Both aspects of the research have important benefits to corn farmers.
“If you can grow more corn with less nitrogen, that’s a win for growers, that’s a win for the environment and it’s actually a win for demand given a lot of current policy where there is more value to corn produced in a way that released less carbon dioxide,” Schnable said.
How Has the Role of Crop Geneticists Changed Over Time?
“While crop geneticists still conduct research and study the genes of corn and other plants, the way they spend their time on the job has changed over the years. The biggest difference is how much of the job is spent outside of the field working with and analyzing data,” Schnable said.
When Schnable was a child, he spent a lot of time in the fields with his father, who also is a plant geneticist. In those days, data was recorded in a notebook.
“The students who come into my lab today, they probably spend a year just learning programming and statistical models before they can set foot in a cornfield,” he said. “So, it’s been a big shift.”
How to Become a Plant Geneticist
There are two main pathways for those interested in learning how to become a plant geneticist.
The most common way to become a plant geneticist is through university study. In Schnable’s program at the University of Nebraska-Lincoln, students typically earn their PhD in agronomy and prepare for their careers in agriculture with four to six years of research in an apprenticeship-type situation.
The second, less common route, is to work at a plant-breeding organization after earning a bachelor’s or high school degree. In the case of future plant geneticists, this might include working at a specialized corn-breeding operation like one focused on developing lines of popcorn.

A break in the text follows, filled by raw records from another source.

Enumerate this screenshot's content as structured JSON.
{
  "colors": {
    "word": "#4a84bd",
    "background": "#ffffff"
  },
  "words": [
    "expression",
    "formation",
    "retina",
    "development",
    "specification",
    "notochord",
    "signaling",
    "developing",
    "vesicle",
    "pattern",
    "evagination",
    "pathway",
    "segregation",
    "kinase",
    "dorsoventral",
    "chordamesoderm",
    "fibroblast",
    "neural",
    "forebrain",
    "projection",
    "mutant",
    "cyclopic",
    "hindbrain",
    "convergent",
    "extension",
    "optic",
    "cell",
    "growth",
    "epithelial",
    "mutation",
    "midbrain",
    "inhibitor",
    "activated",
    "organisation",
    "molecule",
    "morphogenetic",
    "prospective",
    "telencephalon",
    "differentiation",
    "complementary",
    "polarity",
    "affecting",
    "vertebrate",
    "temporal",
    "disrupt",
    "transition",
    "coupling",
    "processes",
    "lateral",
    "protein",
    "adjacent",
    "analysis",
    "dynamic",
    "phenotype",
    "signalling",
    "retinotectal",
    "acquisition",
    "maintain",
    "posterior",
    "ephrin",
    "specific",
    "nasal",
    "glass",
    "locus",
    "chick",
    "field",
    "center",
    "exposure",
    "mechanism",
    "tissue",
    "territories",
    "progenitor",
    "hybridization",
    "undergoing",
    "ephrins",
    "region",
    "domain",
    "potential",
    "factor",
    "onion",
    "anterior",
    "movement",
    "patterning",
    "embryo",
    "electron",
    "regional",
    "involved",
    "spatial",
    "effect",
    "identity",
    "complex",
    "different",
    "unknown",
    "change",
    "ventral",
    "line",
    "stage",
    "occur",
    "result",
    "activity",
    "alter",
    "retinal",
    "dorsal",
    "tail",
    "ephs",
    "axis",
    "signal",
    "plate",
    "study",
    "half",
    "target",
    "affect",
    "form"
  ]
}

“They just learn by doing. Some of the most talented plant breeders I have met are people who’ve come up through that second path,” Schnable said. “But I think a lot of people start down that second path and most of them get discouraged or move onto other things. So, the people who push through to the point where they’re running a breeding program just from continuing to learn and move up are really exceptional individuals.”
The Future Study of Crop Genetics
Going forward, Schnable said it will be important to continue to spark interest in students pursuing the study of crop breeding and genetics. From improving resistance to pests to increasing sustainability by helping farmers grow corn with less water and other resources, plant geneticists play a key role in improving corn yields and quality around the world.
That’s why continued research by plant geneticists—including the many who got their start in Nebraska studying in Schnable’s program at the University of Nebraska-Lincoln—is so crucial to meeting global demand for corn as a food, livestock feed and fuel today and in the future.